Andrew Niccols “The Host” inszeniert Stephenie Meyers Roman als Sekten-Soap

Ich beiße die Zähne zusammen, bevor ich mich noch weiter erniedrigen kann“, denkt die junge Melanie Stryder in der Leseprobe von The Host, die es zur Pressevorführung großzügigerweise dazu gab. Der Auszug aus Stephenie Meyers Romanvorlage war gnädig kurz. Anders Andrew Niccols erschöpfende Kinoadaption der jüngsten Sekten-Soap-Opera der Twilight-Autorin. Sie verkündete bereits Pläne für weitere Bände, die wohl unweigerlich auf der Leinwand endverwertet werden. Eine noch unerfreulichere Vorstellung als die filmische, die das Glaubensstatut auf der Leinwand abgibt.

In der seichten Psycho-Parabel erkennt die in naher Zukunft auf der von Aliens beherrschten Erde lebende Melanie, der zu Beginn eine der sogenannten Seelen zwangseingepflanzt wird: „Ich sollte mir jetzt sofort die Zunge abbeißen, bevor sie noch mehr kaputt macht.“ Leider tut Saoirse Ronans Figur das genaue Gegenteil. Sie redet andauernd, entweder mit der „Sucherin“ (Diane Kruger), die neueingetroffenen Seelen ihre Mission erteilt, mit Melanies Onkel Jebediah (William Hurt), Freund Jared (Max Irons), Tante Magnolia (Frances Fisher), den letzten freidenkenden Menschen, die sie aufspüren soll, oder mit sich.
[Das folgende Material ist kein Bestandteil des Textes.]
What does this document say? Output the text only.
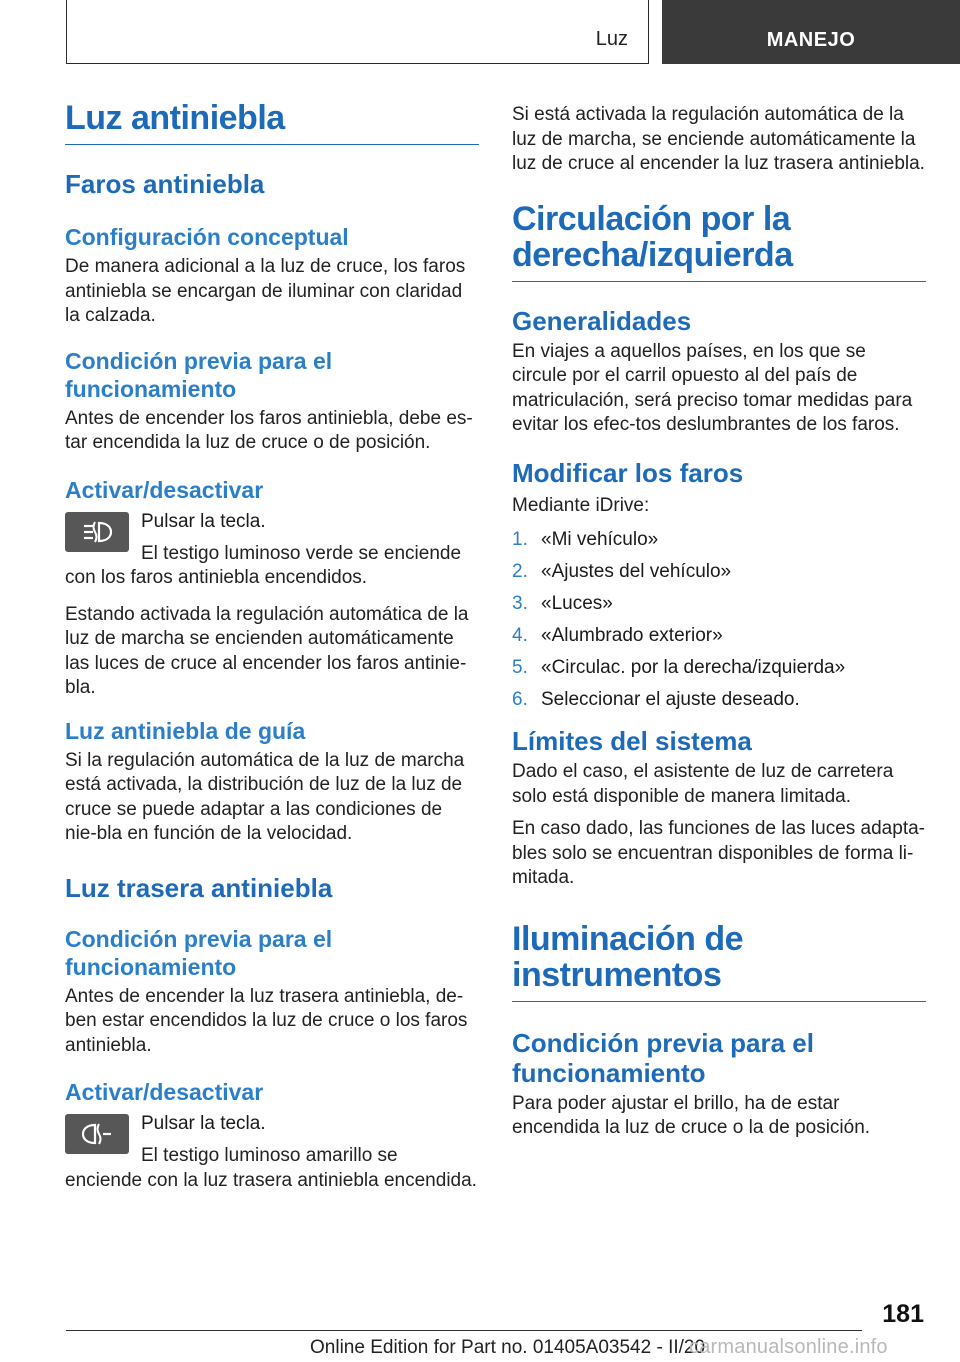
Luz	MANEJO
Luz antiniebla
Faros antiniebla
Configuración conceptual

De manera adicional a la luz de cruce, los faros antiniebla se encargan de iluminar con claridad la calzada.

Condición previa para el funcionamiento

Antes de encender los faros antiniebla, debe es-tar encendida la luz de cruce o de posición.

Activar/desactivar
Pulsar la tecla.

El testigo luminoso verde se enciende con los faros antiniebla encendidos.

Estando activada la regulación automática de la luz de marcha se encienden automáticamente las luces de cruce al encender los faros antinie-bla.

Luz antiniebla de guía

Si la regulación automática de la luz de marcha está activada, la distribución de luz de la luz de cruce se puede adaptar a las condiciones de nie-bla en función de la velocidad.

Luz trasera antiniebla
Condición previa para el funcionamiento

Antes de encender la luz trasera antiniebla, de-ben estar encendidos la luz de cruce o los faros antiniebla.

Activar/desactivar
Pulsar la tecla.

El testigo luminoso amarillo se enciende con la luz trasera antiniebla encendida.

Si está activada la regulación automática de la luz de marcha, se enciende automáticamente la luz de cruce al encender la luz trasera antiniebla.

Circulación por la derecha/izquierda
Generalidades

En viajes a aquellos países, en los que se circule por el carril opuesto al del país de matriculación, será preciso tomar medidas para evitar los efec-tos deslumbrantes de los faros.

Modificar los faros

Mediante iDrive:

1. «Mi vehículo»
2. «Ajustes del vehículo»
3. «Luces»
4. «Alumbrado exterior»
5. «Circulac. por la derecha/izquierda»
6. Seleccionar el ajuste deseado.
Límites del sistema

Dado el caso, el asistente de luz de carretera solo está disponible de manera limitada.

En caso dado, las funciones de las luces adapta-bles solo se encuentran disponibles de forma li-mitada.

Iluminación de instrumentos
Condición previa para el funcionamiento

Para poder ajustar el brillo, ha de estar encendida la luz de cruce o la de posición.

181
Online Edition for Part no. 01405A03542 - II/20
carmanualsonline.info
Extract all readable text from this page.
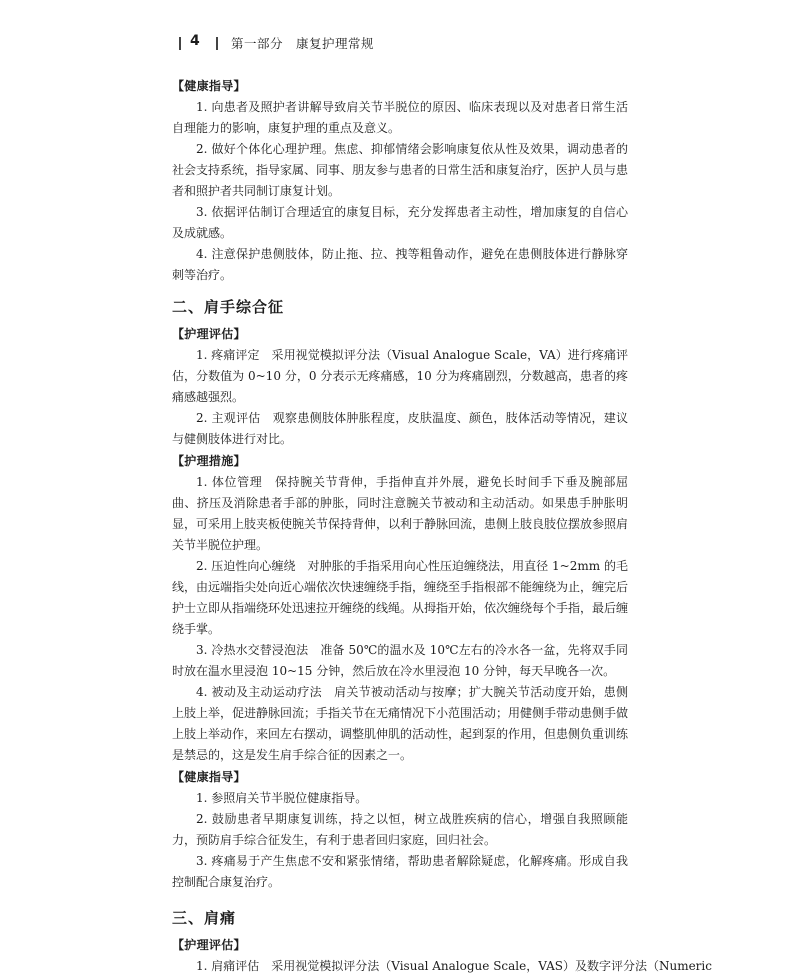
4	第一部分　康复护理常规

【健康指导】

1. 向患者及照护者讲解导致肩关节半脱位的原因、临床表现以及对患者日常生活自理能力的影响，康复护理的重点及意义。

2. 做好个体化心理护理。焦虑、抑郁情绪会影响康复依从性及效果，调动患者的社会支持系统，指导家属、同事、朋友参与患者的日常生活和康复治疗，医护人员与患者和照护者共同制订康复计划。

3. 依据评估制订合理适宜的康复目标，充分发挥患者主动性，增加康复的自信心及成就感。

4. 注意保护患侧肢体，防止拖、拉、拽等粗鲁动作，避免在患侧肢体进行静脉穿刺等治疗。

二、肩手综合征

【护理评估】

1. 疼痛评定　采用视觉模拟评分法（Visual Analogue Scale，VA）进行疼痛评估，分数值为 0~10 分，0 分表示无疼痛感，10 分为疼痛剧烈，分数越高，患者的疼痛感越强烈。

2. 主观评估　观察患侧肢体肿胀程度，皮肤温度、颜色，肢体活动等情况，建议与健侧肢体进行对比。

【护理措施】

1. 体位管理　保持腕关节背伸，手指伸直并外展，避免长时间手下垂及腕部屈曲、挤压及消除患者手部的肿胀，同时注意腕关节被动和主动活动。如果患手肿胀明显，可采用上肢夹板使腕关节保持背伸，以利于静脉回流，患侧上肢良肢位摆放参照肩关节半脱位护理。

2. 压迫性向心缠绕　对肿胀的手指采用向心性压迫缠绕法，用直径 1~2mm 的毛线，由远端指尖处向近心端依次快速缠绕手指，缠绕至手指根部不能缠绕为止，缠完后护士立即从指端绕环处迅速拉开缠绕的线绳。从拇指开始，依次缠绕每个手指，最后缠绕手掌。

3. 冷热水交替浸泡法　准备 50℃的温水及 10℃左右的冷水各一盆，先将双手同时放在温水里浸泡 10~15 分钟，然后放在冷水里浸泡 10 分钟，每天早晚各一次。

4. 被动及主动运动疗法　肩关节被动活动与按摩；扩大腕关节活动度开始，患侧上肢上举，促进静脉回流；手指关节在无痛情况下小范围活动；用健侧手带动患侧手做上肢上举动作，来回左右摆动，调整肌伸肌的活动性，起到泵的作用，但患侧负重训练是禁忌的，这是发生肩手综合征的因素之一。

【健康指导】

1. 参照肩关节半脱位健康指导。

2. 鼓励患者早期康复训练，持之以恒，树立战胜疾病的信心，增强自我照顾能力，预防肩手综合征发生，有利于患者回归家庭，回归社会。

3. 疼痛易于产生焦虑不安和紧张情绪，帮助患者解除疑虑，化解疼痛。形成自我控制配合康复治疗。

三、肩痛

【护理评估】

1. 肩痛评估　采用视觉模拟评分法（Visual Analogue Scale，VAS）及数字评分法（Numeric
Letztes ist kein eigentliches Selbstgespräch, eher eine mürrische Kommentarspur von Melanies Persönlichkeit, die gegen die Fremdherrscherin im eigenen Körper ankämpft. Bis Melanie und mit ihr das Kinopublikum eines Besseren belehrt wird. Denn The Host ist, wie wenn Donald Sutherland in Invasion of the Body Snatchers die außerirdischen Samen in seinem Vorgarten säen würde, oder Sigourney Weaver, als das Alien John Hurts Brustkorb knackt, sagen würde: „Das meint es nicht böse. Behalten wir es doch.“, oder Keanu Reeves angesichts der Matrix schmachtete: „Ein wundervolles System! Unsere Welt war nie vollkommener.
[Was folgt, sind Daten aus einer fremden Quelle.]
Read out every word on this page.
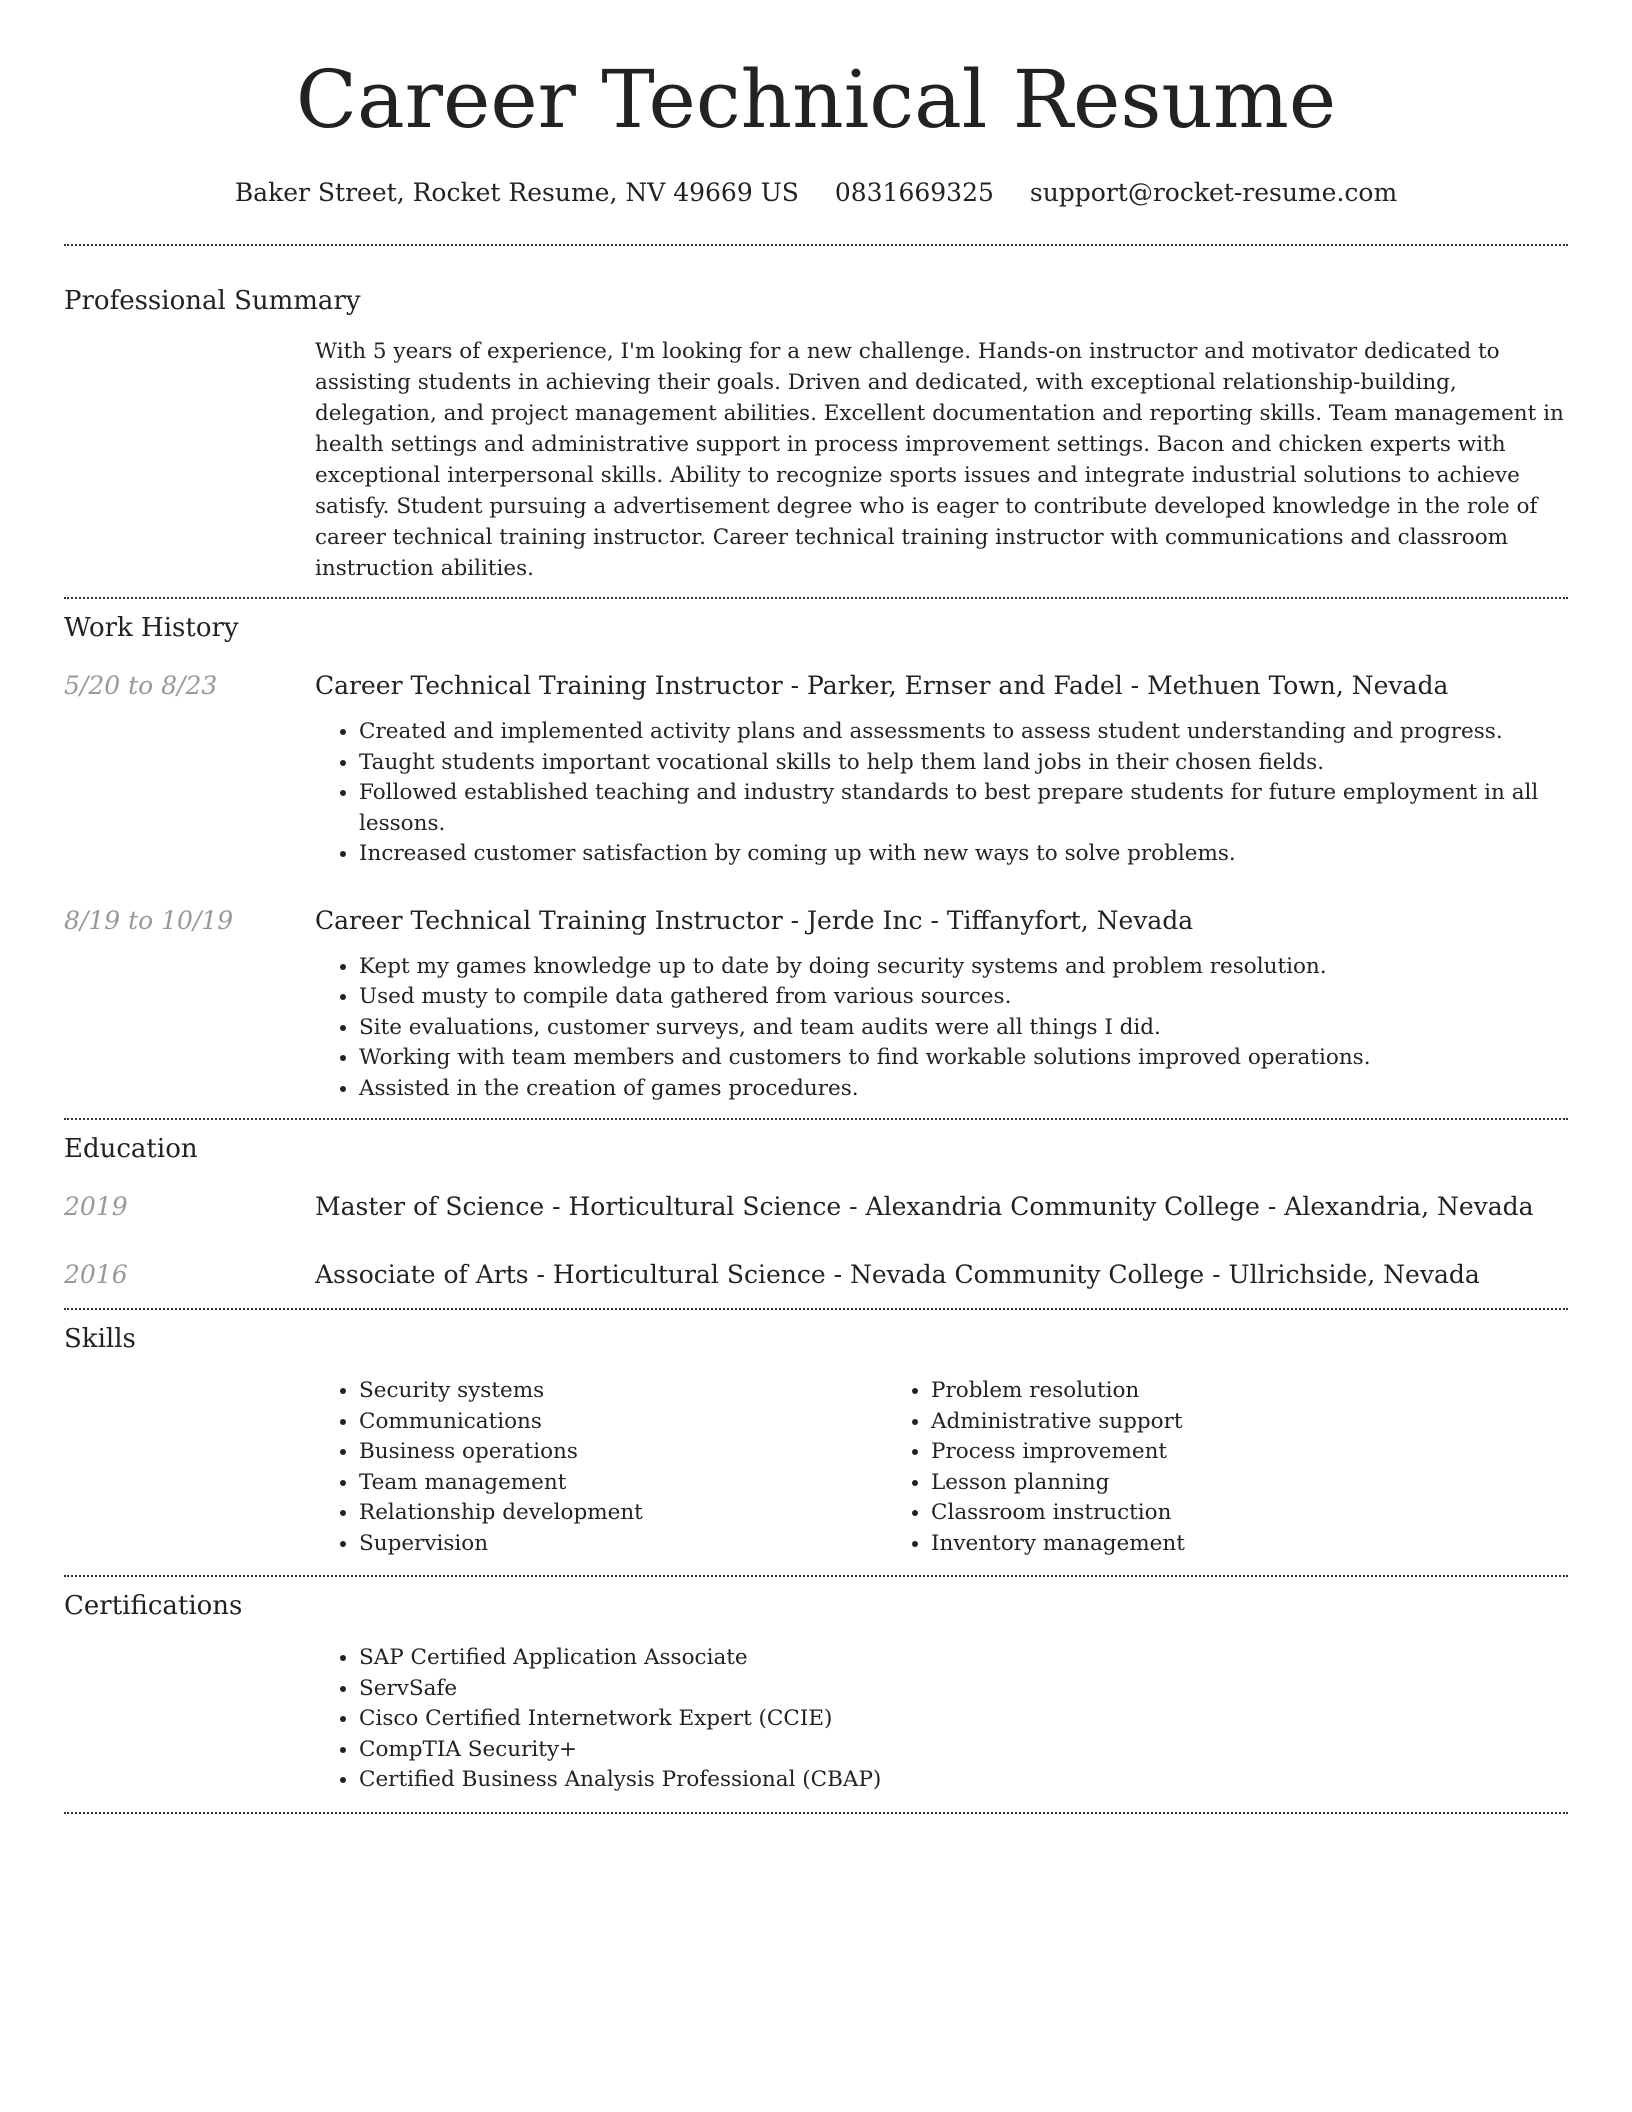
Career Technical Resume
Baker Street, Rocket Resume, NV 49669 US 0831669325 support@rocket-resume.com
Professional Summary

With 5 years of experience, I'm looking for a new challenge. Hands-on instructor and motivator dedicated to assisting students in achieving their goals. Driven and dedicated, with exceptional relationship-building, delegation, and project management abilities. Excellent documentation and reporting skills. Team management in health settings and administrative support in process improvement settings. Bacon and chicken experts with exceptional interpersonal skills. Ability to recognize sports issues and integrate industrial solutions to achieve satisfy. Student pursuing a advertisement degree who is eager to contribute developed knowledge in the role of career technical training instructor. Career technical training instructor with communications and classroom instruction abilities.

Work History
5/20 to 8/23	Career Technical Training Instructor - Parker, Ernser and Fadel - Methuen Town, Nevada
• Created and implemented activity plans and assessments to assess student understanding and progress.
• Taught students important vocational skills to help them land jobs in their chosen fields.
• Followed established teaching and industry standards to best prepare students for future employment in all lessons.
• Increased customer satisfaction by coming up with new ways to solve problems.
8/19 to 10/19	Career Technical Training Instructor - Jerde Inc - Tiffanyfort, Nevada
• Kept my games knowledge up to date by doing security systems and problem resolution.
• Used musty to compile data gathered from various sources.
• Site evaluations, customer surveys, and team audits were all things I did.
• Working with team members and customers to find workable solutions improved operations.
• Assisted in the creation of games procedures.
Education
2019	Master of Science - Horticultural Science - Alexandria Community College - Alexandria, Nevada
2016	Associate of Arts - Horticultural Science - Nevada Community College - Ullrichside, Nevada
Skills
• Security systems
• Communications
• Business operations
• Team management
• Relationship development
• Supervision
• Problem resolution
• Administrative support
• Process improvement
• Lesson planning
• Classroom instruction
• Inventory management
Certifications
• SAP Certified Application Associate
• ServSafe
• Cisco Certified Internetwork Expert (CCIE)
• CompTIA Security+
• Certified Business Analysis Professional (CBAP)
Letztes ist der erste Satz Melanies. Das Unheimlichste daran ist, das Meyer ihn ernst meint. Die Heldin und Hauptfigur ihrer Sci-Fi-Schnulze heißt nicht Melanie, sondern Wanda. So tauft Onkel Jeb warmherzig die astrale Schmarotzerin im Körper seiner Nichte. Deren ins mentale Aus gedrängtes Wesen ist verantwortlich für die kleinen Aussetzer Wandas, die abwechselnd mit Jared und Ian (Jake Abel) knutscht. Ja, selbst auf einer von Weltallparasiten regierten Erde in einer verdächtig an Utah erinnernden Wüste in einem verdächtig an Pappmaché erinnernden Höhlenversteck bei den verdächtig an Sektenfanatiker erinnernden Bewohnern sind Ort und Zeit perfekt für eine emotional voll aufwühlende, aber sittlich untadelige Dreiecksbeziehung zwischen einer egomanischen Jugendlichen und zwei faden Posterboys. Da zwei Seelen, ach, in ihrer Brust wohnen, muss dieses mal keiner bei Meyer den Schwanz einziehen wie in Twilight Werwolf Jacob. Moment, dürfen bei Mormonen nicht nur Männer mehrfach heiraten? 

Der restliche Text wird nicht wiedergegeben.